A Radio-France le joyeux Bruckner de Philippe Jordan
Philippe Jordan retrouvait un orchestre qu’il a dirigé deux fois ces dernières années -ce concert était prévu de longue date et la direction de Radio-France en profitait pour annoncer le matin même sa nomination à la tête de l’orchestre National à partir de 2027. On aura eu le soir même une idée de l’ambiance à venir: le sourire du chef, le plaisir des musiciens, l’enthousiasme du public. Dans un bel hommage à Bruckner pour le bicentenaire de sa naissance.

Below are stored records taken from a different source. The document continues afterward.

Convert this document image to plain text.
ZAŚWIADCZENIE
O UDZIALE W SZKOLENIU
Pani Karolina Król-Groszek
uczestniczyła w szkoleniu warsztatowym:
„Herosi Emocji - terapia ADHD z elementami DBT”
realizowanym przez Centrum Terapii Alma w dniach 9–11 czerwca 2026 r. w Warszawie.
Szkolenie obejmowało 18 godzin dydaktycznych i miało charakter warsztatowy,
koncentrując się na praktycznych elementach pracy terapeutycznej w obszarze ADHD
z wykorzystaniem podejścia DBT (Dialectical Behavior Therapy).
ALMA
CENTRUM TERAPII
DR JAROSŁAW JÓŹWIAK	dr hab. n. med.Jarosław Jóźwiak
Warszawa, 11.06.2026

L’élégance de Jordan -le frac. La minceur de la silhouette et aussi toujours cette autre élégance, celle de la gestuelle: une main s’envole, l’autre dessine un mouvement dansé, et puis, ferme, impérieuse, désigne une entrée. Le plaisir commence là, à regarder le chef. A prendre conscience peu à peu, aussi, du plaisir qu’il a lui-même à être ici. De retour. Trois ans après avoir quitté l’Opéra de Paris parce que, dit-il, cette nomination va le recentrer sur le symphonique, lui qu’on associe si souvent au répertoire lyrique -ah! la volupté en suspension des grandes pages de Wagner dont Jordan rendait si bien, un peu trop bien, le génie d’orchestrateur…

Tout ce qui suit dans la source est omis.